“The only reason why people are upset is that their expectation hasn’t been met.”
“I heard a similar saying before from other thought leaders and during a Buddhist meditation camp several years ago. I still enjoy the author’s take on the topic. I think understanding our expectations is a great way to be more at peace with ourselves. This is a quick easy read, not super in-depth or too philosophical.”
“This author delivers a fresh perspective on expectations in a succinct, and breezy style. I found it interesting to learn that some people think of expectations as future resentments. The best takeaway from this quick read is the discussion of how to use one’s anger over unmet expectations to adjust one’s actions and thinking in order to reach desired goals.”
“This book does a good job of delving into expectations and how they affect us. The author stresses that it’s never wrong to have expectations, whether good or bad. We all have them and its fine. I have to admit that I believe he’s right. This is a good read that you can finish in a day and it certainly opened some doors for me. Looking forward to more of his work!”
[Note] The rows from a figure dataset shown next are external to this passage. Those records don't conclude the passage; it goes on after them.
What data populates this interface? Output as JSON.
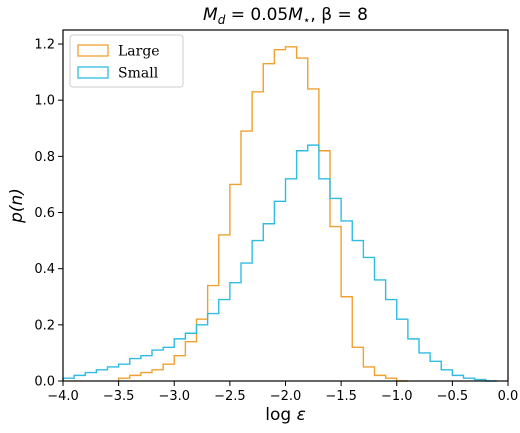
{
  "chart_data": {
    "type": "histogram-step",
    "title": "M_d = 0.05M_⋆, β = 8",
    "title_parts": {
      "m": "M",
      "d": "d",
      "mid": " = 0.05",
      "m2": "M",
      "star": "⋆",
      "rest": ", β = 8"
    },
    "xlabel": "log ε",
    "ylabel": "p(n)",
    "xlim": [
      -4.0,
      0.0
    ],
    "ylim": [
      0.0,
      1.25
    ],
    "xticks": [
      -4.0,
      -3.5,
      -3.0,
      -2.5,
      -2.0,
      -1.5,
      -1.0,
      -0.5,
      0.0
    ],
    "xtick_labels": [
      "−4.0",
      "−3.5",
      "−3.0",
      "−2.5",
      "−2.0",
      "−1.5",
      "−1.0",
      "−0.5",
      "0.0"
    ],
    "yticks": [
      0.0,
      0.2,
      0.4,
      0.6,
      0.8,
      1.0,
      1.2
    ],
    "ytick_labels": [
      "0.0",
      "0.2",
      "0.4",
      "0.6",
      "0.8",
      "1.0",
      "1.2"
    ],
    "legend_position": "top-left",
    "bin_width": 0.1,
    "series": [
      {
        "name": "Large",
        "color": "#f0a030",
        "x": [
          -3.5,
          -3.4,
          -3.3,
          -3.2,
          -3.1,
          -3.0,
          -2.9,
          -2.8,
          -2.7,
          -2.6,
          -2.5,
          -2.4,
          -2.3,
          -2.2,
          -2.1,
          -2.0,
          -1.9,
          -1.8,
          -1.7,
          -1.6,
          -1.5,
          -1.4,
          -1.3,
          -1.2,
          -1.1,
          -1.0
        ],
        "values": [
          0.01,
          0.02,
          0.03,
          0.04,
          0.06,
          0.09,
          0.14,
          0.22,
          0.34,
          0.52,
          0.7,
          0.89,
          1.03,
          1.13,
          1.18,
          1.19,
          1.15,
          1.04,
          0.82,
          0.55,
          0.3,
          0.12,
          0.05,
          0.02,
          0.01,
          0.0
        ]
      },
      {
        "name": "Small",
        "color": "#30bce0",
        "x": [
          -4.0,
          -3.9,
          -3.8,
          -3.7,
          -3.6,
          -3.5,
          -3.4,
          -3.3,
          -3.2,
          -3.1,
          -3.0,
          -2.9,
          -2.8,
          -2.7,
          -2.6,
          -2.5,
          -2.4,
          -2.3,
          -2.2,
          -2.1,
          -2.0,
          -1.9,
          -1.8,
          -1.7,
          -1.6,
          -1.5,
          -1.4,
          -1.3,
          -1.2,
          -1.1,
          -1.0,
          -0.9,
          -0.8,
          -0.7,
          -0.6,
          -0.5,
          -0.4,
          -0.3,
          -0.2
        ],
        "values": [
          0.01,
          0.02,
          0.03,
          0.04,
          0.05,
          0.06,
          0.08,
          0.09,
          0.11,
          0.12,
          0.15,
          0.17,
          0.2,
          0.24,
          0.29,
          0.35,
          0.42,
          0.5,
          0.56,
          0.64,
          0.72,
          0.82,
          0.84,
          0.72,
          0.65,
          0.57,
          0.5,
          0.44,
          0.36,
          0.29,
          0.22,
          0.15,
          0.1,
          0.07,
          0.04,
          0.02,
          0.01,
          0.005,
          0.0
        ]
      }
    ]
  }
}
“In this book you learn that your expectations come from your past. If you have a negative expectation like I’m no good in school, then you subconsciously think you won’t do well and you choose actions that fulfill your expectations. To change these outcomes you first have to be aware that you are thinking this way, focus on the present to see more clearly how your subconscious thoughts affect outcomes and finally create a new reality by choosing different actions; in this case you might choose different friends or study harder.
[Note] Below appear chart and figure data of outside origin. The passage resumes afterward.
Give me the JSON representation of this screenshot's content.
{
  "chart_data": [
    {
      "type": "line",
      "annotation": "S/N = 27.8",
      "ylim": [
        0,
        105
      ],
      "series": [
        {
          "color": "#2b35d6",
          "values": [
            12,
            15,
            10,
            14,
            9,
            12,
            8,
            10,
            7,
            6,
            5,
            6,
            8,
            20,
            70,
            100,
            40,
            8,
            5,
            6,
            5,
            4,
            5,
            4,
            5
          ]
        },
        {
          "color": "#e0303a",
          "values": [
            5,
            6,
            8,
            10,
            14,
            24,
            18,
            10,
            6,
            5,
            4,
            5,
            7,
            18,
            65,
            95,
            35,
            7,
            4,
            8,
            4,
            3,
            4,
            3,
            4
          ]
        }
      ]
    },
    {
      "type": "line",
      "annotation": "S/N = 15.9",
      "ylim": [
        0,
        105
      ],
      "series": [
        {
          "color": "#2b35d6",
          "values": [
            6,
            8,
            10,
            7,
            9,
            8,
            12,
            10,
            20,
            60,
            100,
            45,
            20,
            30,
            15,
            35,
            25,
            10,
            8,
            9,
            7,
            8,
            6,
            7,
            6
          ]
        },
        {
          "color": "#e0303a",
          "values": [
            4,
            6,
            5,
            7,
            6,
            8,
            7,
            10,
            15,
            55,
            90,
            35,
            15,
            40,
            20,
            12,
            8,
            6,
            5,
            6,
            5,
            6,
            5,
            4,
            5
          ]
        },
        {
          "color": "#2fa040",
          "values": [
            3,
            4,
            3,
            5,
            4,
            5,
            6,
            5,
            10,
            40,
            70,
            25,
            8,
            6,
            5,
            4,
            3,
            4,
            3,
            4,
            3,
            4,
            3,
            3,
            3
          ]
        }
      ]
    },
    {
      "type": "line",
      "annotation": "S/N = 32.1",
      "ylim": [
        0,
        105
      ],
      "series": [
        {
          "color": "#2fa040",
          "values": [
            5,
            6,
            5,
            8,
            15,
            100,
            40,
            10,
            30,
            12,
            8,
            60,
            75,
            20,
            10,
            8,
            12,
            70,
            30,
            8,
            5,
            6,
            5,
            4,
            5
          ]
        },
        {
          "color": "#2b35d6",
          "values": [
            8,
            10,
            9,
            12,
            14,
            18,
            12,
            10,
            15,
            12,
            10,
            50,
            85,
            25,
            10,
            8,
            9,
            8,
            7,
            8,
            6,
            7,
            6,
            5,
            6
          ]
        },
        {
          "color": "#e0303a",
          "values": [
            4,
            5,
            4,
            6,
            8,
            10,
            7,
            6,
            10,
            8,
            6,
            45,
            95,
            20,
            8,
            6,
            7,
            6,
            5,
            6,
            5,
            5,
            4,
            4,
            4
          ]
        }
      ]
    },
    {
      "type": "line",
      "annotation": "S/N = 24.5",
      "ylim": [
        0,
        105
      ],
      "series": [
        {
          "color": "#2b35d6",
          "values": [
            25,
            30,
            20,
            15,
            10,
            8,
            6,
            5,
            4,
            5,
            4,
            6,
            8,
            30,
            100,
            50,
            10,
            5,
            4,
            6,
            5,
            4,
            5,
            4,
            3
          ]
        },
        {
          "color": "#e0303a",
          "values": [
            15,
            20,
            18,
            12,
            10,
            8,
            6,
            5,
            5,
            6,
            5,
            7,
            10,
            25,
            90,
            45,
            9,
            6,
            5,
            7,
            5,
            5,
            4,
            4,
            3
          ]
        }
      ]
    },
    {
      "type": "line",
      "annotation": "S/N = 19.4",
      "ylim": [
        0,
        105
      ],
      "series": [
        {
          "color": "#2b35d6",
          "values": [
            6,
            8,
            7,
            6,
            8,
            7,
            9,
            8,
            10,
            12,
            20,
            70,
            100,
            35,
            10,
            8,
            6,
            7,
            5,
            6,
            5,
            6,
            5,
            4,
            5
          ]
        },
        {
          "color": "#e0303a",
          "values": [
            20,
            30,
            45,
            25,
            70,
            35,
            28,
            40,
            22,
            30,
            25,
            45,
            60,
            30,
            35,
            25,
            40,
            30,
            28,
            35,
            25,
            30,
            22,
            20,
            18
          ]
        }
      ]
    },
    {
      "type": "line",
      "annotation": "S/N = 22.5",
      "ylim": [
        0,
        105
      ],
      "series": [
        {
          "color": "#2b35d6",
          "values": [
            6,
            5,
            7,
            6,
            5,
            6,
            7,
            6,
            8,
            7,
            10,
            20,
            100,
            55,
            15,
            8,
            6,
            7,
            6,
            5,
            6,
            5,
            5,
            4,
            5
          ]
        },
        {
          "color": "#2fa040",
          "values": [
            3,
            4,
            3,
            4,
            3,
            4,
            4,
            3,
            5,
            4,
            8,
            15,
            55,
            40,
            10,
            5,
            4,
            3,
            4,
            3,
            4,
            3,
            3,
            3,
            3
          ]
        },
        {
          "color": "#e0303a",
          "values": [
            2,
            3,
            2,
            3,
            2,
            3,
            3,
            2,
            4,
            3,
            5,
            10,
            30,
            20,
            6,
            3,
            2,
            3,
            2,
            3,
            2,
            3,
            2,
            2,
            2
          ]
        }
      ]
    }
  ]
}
I would highly recommend this book if you are upset about something and you want turn that something into not being upset!”
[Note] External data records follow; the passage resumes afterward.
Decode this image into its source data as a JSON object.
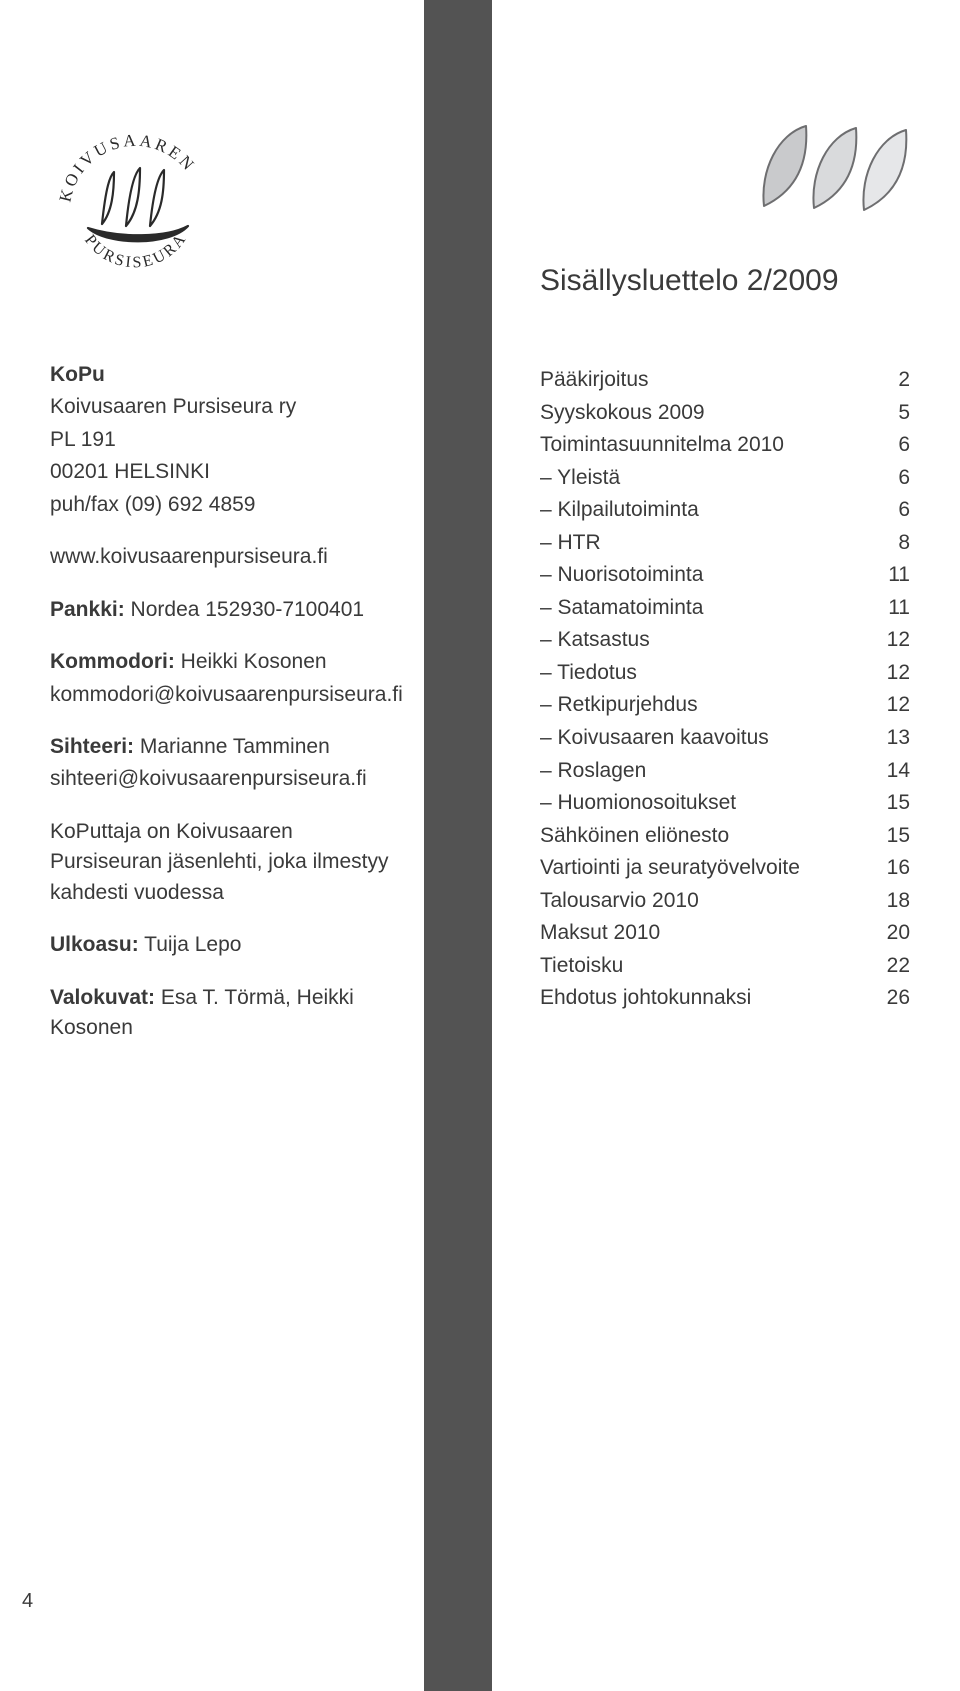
{
  "pageNumber": "4",
  "left": {
    "org_short": "KoPu",
    "org_full": "Koivusaaren Pursiseura ry",
    "po_box": "PL 191",
    "city": "00201 HELSINKI",
    "phone": "puh/fax  (09) 692 4859",
    "website": "www.koivusaarenpursiseura.fi",
    "bank_label": "Pankki:",
    "bank_value": "Nordea 152930-7100401",
    "kommodori_label": "Kommodori:",
    "kommodori_name": "Heikki Kosonen",
    "kommodori_email": "kommodori@koivusaarenpursiseura.fi",
    "sihteeri_label": "Sihteeri:",
    "sihteeri_name": "Marianne Tamminen",
    "sihteeri_email": "sihteeri@koivusaarenpursiseura.fi",
    "koputtaja": "KoPuttaja on Koivusaaren Pursiseuran jäsenlehti, joka ilmestyy kahdesti vuodessa",
    "ulkoasu_label": "Ulkoasu:",
    "ulkoasu_value": "Tuija Lepo",
    "valokuvat_label": "Valokuvat:",
    "valokuvat_value": "Esa T. Törmä, Heikki Kosonen"
  },
  "toc": {
    "heading": "Sisällysluettelo 2/2009",
    "items": [
      {
        "label": "Pääkirjoitus",
        "page": "2",
        "sub": false
      },
      {
        "label": "Syyskokous 2009",
        "page": "5",
        "sub": false
      },
      {
        "label": "Toimintasuunnitelma 2010",
        "page": "6",
        "sub": false
      },
      {
        "label": "Yleistä",
        "page": "6",
        "sub": true
      },
      {
        "label": "Kilpailutoiminta",
        "page": "6",
        "sub": true
      },
      {
        "label": "HTR",
        "page": "8",
        "sub": true
      },
      {
        "label": "Nuorisotoiminta",
        "page": "11",
        "sub": true
      },
      {
        "label": "Satamatoiminta",
        "page": "11",
        "sub": true
      },
      {
        "label": "Katsastus",
        "page": "12",
        "sub": true
      },
      {
        "label": "Tiedotus",
        "page": "12",
        "sub": true
      },
      {
        "label": "Retkipurjehdus",
        "page": "12",
        "sub": true
      },
      {
        "label": "Koivusaaren kaavoitus",
        "page": "13",
        "sub": true
      },
      {
        "label": "Roslagen",
        "page": "14",
        "sub": true
      },
      {
        "label": "Huomionosoitukset",
        "page": "15",
        "sub": true
      },
      {
        "label": "Sähköinen eliönesto",
        "page": "15",
        "sub": false
      },
      {
        "label": "Vartiointi ja seuratyövelvoite",
        "page": "16",
        "sub": false
      },
      {
        "label": "Talousarvio 2010",
        "page": "18",
        "sub": false
      },
      {
        "label": "Maksut 2010",
        "page": "20",
        "sub": false
      },
      {
        "label": "Tietoisku",
        "page": "22",
        "sub": false
      },
      {
        "label": "Ehdotus johtokunnaksi",
        "page": "26",
        "sub": false
      }
    ]
  },
  "style": {
    "spine_color": "#535353",
    "text_color": "#3a3a3a",
    "sail_fill": "#c9cacc",
    "sail_outline": "#6e6e70",
    "logo_stroke": "#2a2a2a"
  }
}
“What to Expect When Having Expectations is very easy-to-read, easy-to-understand primer for how we think, the biases and expectations we have in us, and ways that we can learn to notice, cope, and have a healthier relationship with those expectations. As with any book like this, the first thing I do is look at the author’s credentials, which made me wary at first, but despite not being any sort of clinical psychologist or anything like that, this book still nails some truths about the human condition. It’s no substitute for the harder work one might do in therapy or after years of holistic self-reflection, but it is a great primer that might get your brain thinking in the right direction. For those who are just dipping their toes into why they get upset when they don’t want to, or why their perspective on life isn’t quite attuned to their goals, this book is a good place to start.”